I've been working on this application for a long time, and it has been quite a learning experience. I'll break this post into two parts, the meat/goodies that are included in the latest release, and the History of the application that got it to this point. Most people are probably going to be more after how to use the app than how it got to where it is today. So first, you can download the application from its CodePlex Home.
At the present time documentation is not up there, but it will be in a day or two.
- Complete Rewrite of the underlying Library code for better performance.
- New UI layout that has a familiar SSMS style and feel with Docking Panels.
- New TargetDataViewer allows easy viewing of Target Data in a Profiler type GridView
- Updated Scripting with better syntax and error checks (still could have some bugs though)
If you are interested in playing with Extended Events and can't get through all the metadata, give this app a drive, and provide some feedback on the CodePlex site as a Issue in the IssueTracker or a Discussion in the Discussions tab. I would be interested in hearing any and all ideas/thoughts/bugs regarding the application.
This started out as a pet project in August 2008 when I decided that if I was ever going to get good use out of Extended Events in SQL Server 2008, I needed to be able to see the layout of the metadata graphically. What started out as a simple TreeView that displayed the MetaData in a sensible (at least to me) manner slowly began to transform into a complete application that could build and manage Extended Event Sessions as well.

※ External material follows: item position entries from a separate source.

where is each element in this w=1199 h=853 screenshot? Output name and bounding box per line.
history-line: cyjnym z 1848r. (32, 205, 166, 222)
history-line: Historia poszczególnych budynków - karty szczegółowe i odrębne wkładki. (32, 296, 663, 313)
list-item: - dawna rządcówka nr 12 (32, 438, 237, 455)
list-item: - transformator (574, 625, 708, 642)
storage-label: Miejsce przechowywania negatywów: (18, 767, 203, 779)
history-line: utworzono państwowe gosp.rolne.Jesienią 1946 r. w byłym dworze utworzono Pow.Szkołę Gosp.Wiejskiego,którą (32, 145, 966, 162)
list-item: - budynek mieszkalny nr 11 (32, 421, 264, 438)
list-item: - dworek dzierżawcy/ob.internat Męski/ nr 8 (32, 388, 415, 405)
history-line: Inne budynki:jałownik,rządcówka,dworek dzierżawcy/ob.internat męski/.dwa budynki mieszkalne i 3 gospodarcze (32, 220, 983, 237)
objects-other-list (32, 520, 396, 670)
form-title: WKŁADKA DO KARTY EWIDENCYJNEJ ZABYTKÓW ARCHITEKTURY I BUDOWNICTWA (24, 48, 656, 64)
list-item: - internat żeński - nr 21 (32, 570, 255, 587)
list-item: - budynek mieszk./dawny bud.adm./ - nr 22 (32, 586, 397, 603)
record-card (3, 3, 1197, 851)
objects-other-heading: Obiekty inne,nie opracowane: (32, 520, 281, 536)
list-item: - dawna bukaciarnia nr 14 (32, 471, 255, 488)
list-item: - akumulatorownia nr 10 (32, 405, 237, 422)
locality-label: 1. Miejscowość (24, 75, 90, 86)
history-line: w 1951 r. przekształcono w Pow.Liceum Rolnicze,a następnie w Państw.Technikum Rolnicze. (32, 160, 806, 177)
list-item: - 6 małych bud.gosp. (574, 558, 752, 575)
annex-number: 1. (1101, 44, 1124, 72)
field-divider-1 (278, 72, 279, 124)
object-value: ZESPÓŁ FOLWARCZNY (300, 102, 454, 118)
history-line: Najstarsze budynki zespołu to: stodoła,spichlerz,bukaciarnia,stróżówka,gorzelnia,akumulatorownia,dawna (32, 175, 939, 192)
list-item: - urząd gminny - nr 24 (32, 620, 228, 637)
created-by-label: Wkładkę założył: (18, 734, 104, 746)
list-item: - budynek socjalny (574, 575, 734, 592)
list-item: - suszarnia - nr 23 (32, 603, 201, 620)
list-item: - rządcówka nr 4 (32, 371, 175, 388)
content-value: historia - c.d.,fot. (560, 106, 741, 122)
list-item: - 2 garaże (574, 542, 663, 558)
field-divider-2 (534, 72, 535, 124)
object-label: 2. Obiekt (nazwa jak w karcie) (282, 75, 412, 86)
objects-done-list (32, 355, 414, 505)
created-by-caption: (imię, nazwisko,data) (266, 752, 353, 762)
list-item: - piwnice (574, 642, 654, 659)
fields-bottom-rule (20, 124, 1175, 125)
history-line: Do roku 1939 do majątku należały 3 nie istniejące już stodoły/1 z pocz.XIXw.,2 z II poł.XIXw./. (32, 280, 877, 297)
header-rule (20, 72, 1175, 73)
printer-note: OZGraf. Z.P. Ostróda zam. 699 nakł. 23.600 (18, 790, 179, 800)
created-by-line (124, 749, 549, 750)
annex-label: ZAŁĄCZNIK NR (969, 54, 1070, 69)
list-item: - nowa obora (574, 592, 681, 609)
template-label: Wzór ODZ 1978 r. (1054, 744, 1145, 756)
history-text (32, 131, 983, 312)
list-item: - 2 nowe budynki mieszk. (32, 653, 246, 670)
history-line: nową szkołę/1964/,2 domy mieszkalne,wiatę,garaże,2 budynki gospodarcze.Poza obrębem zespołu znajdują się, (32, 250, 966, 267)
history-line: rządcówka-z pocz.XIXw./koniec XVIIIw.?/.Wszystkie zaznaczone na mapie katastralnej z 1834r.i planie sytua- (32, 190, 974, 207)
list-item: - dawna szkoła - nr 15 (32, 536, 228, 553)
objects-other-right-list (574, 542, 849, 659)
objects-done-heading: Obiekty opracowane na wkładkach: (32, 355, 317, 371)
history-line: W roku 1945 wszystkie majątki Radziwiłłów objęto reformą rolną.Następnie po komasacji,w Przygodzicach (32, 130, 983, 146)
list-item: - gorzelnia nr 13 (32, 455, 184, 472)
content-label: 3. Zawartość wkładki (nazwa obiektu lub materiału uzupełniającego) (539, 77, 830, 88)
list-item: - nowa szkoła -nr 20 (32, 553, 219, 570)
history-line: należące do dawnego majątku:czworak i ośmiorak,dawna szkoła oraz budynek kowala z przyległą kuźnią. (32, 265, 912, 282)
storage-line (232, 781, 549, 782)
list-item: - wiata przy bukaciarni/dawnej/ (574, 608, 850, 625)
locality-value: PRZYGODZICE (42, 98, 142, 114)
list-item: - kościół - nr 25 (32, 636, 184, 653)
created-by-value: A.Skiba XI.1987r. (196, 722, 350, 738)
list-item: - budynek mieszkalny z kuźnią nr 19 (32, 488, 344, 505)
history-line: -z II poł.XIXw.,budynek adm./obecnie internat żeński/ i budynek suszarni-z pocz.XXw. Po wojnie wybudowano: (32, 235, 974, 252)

I made the decision early on to separate the code into two layers, a Library and a UI, and the importance of this separation wasn't completely clear to me until I sent a very early beta of the application to Bob Beauchemin who at that point had been one of the few to blog about Extended Events (XEvents at the time) at all. Bob pointed out that by separating the code, I could use the Library in PowerShell, something I had not previously considered, but there was a lot of work that would need to be done to create the complete separation needed to make this work in PowerShell at the time. I spent the time working on this, and eventually I had an application that I entered in the SQL Heroes contest for PASS which was almost where the app died.
Kevin Kline covered the application in Tool Time in the December issue of SQL Magazine which motivated me to go back to working on the app when I got the time, which wasn't very often towards the end of 2008. During this time Adam Machanic also contacted me about the app and was interested in helping to build the app into a full featured application for managing and using Extended Events. To Adam's credit, a lot of the changes that have been made are due to his suggestions and ideas over the last two months, and the application wouldn't be where it is today without his ideas and willingness to test each of the new builds I have made.